O GLOBO: Esta semana a Justiça argentina condenou 12 ex-militares da Esma à prisão perpétua…
MACARENA: Argentina é um exemplo para a região. O Uruguai poderá ter seu próprio caminho, mas acho fundamental aprender com a experiência argentina. Hoje moro um pouco em Montevidéu e outro pouco em Buenos Aires, onde trabalho na Secretaria de Direitos Humanos.
O GLOBO: Qual é sua opinião sobre o caminho escolhido pelo Brasil?
MACARENA: Estive semana passada num seminário em Brasília, na Câmara. Vejo intenções de avançar, mas os ritmos são diferentes.
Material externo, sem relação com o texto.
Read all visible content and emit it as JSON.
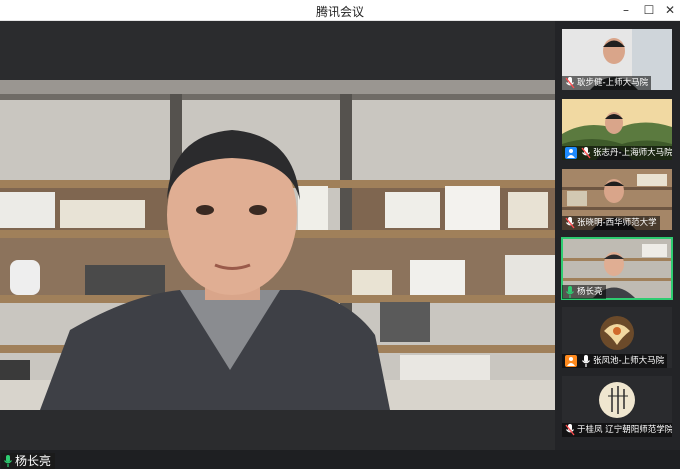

É fundamental o papel da sociedade e não somente dos governos e da Justiça. Mas vejo que as pessoas estão começando a falar no assunto, a mover-se e a ter vontade de começar a fazer algumas coisas. Também estive, aqui em Montevidéu, num encontro com a secretária de Direitos Humanos brasileira, Maria do Rosário. Participamos de uma reunião na qual todos os países do Mercosul decidiram criar uma comissão para investigar os crimes cometidos no âmbito da Operação Condor. Se as ditaduras se uniram para perseguir e matar, nós devemos nos unir para investigar, julgar e condenar.
O GLOBO: Sua vida mudou completamente depois de saber quem realmente você era?
MACARENA: Totalmente. Gostaria de fazer outras coisas, de retomar minha carreira de bioquímica, mas não tenho tempo nem cabeça. Quando não estou esperando notícias sobre os restos de minha mãe estou com novidades no processo, participando de encontros ou outras atividades na área de direitos humanos.
O GLOBO: Seu caso faz parte do processo na Argentina contra o ex-presidente Jorge Rafael Videla pela implementação de um plano sistemático de roubo de bebês.
MACARENA: Meu caso é Operação Condor pura. Até hoje não sei porque minha mãe foi levada para o Uruguai.